Which applications do you need to use once the VPN is established.

filthycat · July 30, 2009, 12:13pm

1.) its not through ISP, its purchased monthly from a third service provider that has servers elsewhere. The program is called openvpn.exe

2.) with the vpn on I want to be able to have internet available to every application…firefox, i.explorer and then a few select programs I have that require internet when in use. When i disconnect from the vpn whether its on purpose or accident I need the firewall to immediatly shut off internet to EVERYTHING. So unless I am connected to the VPN internet can not be accessed. This is absolutely crucial.

Again, I would love to get this solved asap. If anyone here can help me knock this out, I can compensate.

system · July 30, 2009, 12:55pm

From what I understand about openvpn, you’ll need to establish and Internet connection before you can create the VPN. Because of this, there’s not really an easy solution I can think of.

You will have to maintain firewall rules for the applications you wish to use, and I can’t think of a way to make them work only through the VPN.

This simplest way would be to right click on the CIS icon in the system tray and select Block All from the firewall menu, once you disconnect.

filthycat · July 30, 2009, 1:46pm

I want all apllications to access internet when on VPN.
I want no applications to acess internet when not on VPN.
If VPN is to disconnect I want it to automatically shut off internet so applications receiving internet so they fail to work.
I.e.- you are streaming a video on youtube while on VPN. The vpn server goes down (occasionally happens) instead of it continuing to stream via non vpn internet I need it to stop. I cant risk my true IP being revealed to whatever processes I have opened.
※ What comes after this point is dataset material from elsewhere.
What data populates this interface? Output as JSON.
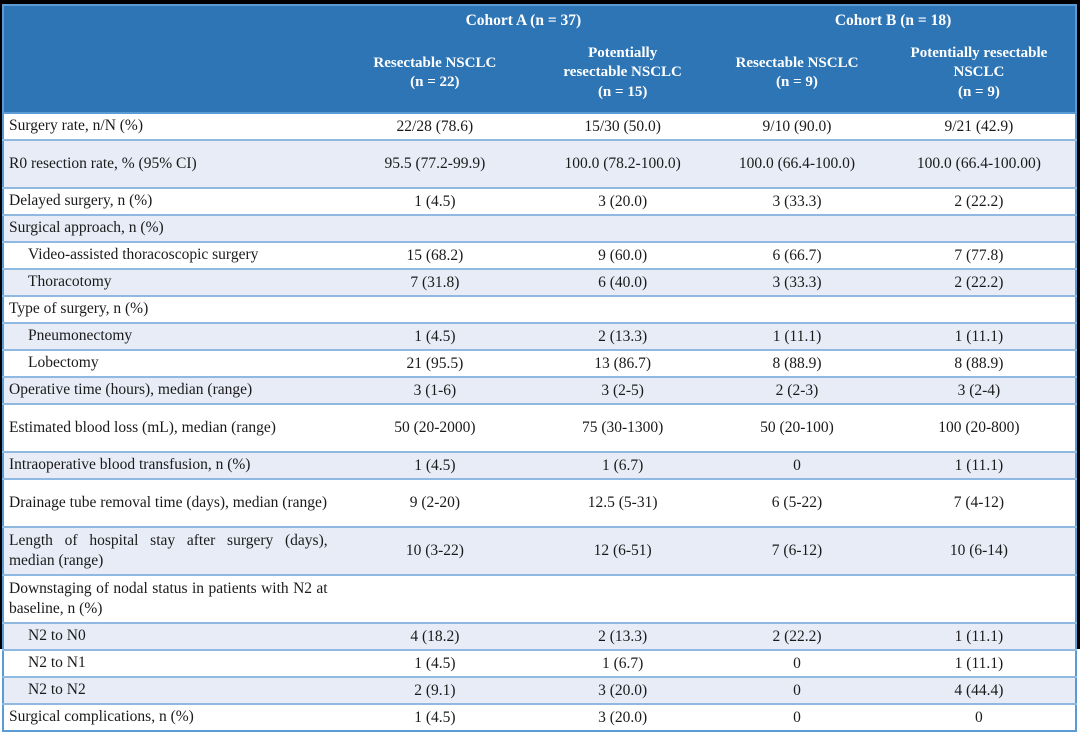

Right now I just got firewall to work when on VPN. It doesnt let me receive any INTERNET when VPN shuts off…perfect! But when VPN is on it is not letting me access firefox/internet explorer but funny enough I can still log onto AIM/mirc (progs that require internet).

So I just need to find a way for my web browser to stop getting blocked (while on vpn)? There is an easy solution to this right?

filthycat · July 30, 2009, 2:30pm

so basically I got it all fixed. Except my webbrowswer (firefox/internet explorer) are being blocked now. Other internet programs can still connect/work. How can I make exceptions for these?

filthycat · July 31, 2009, 12:35am

still havent figured out why firefox/i.e. are blocked now? Anyone know how to make an exception for these two programs when VPN is on.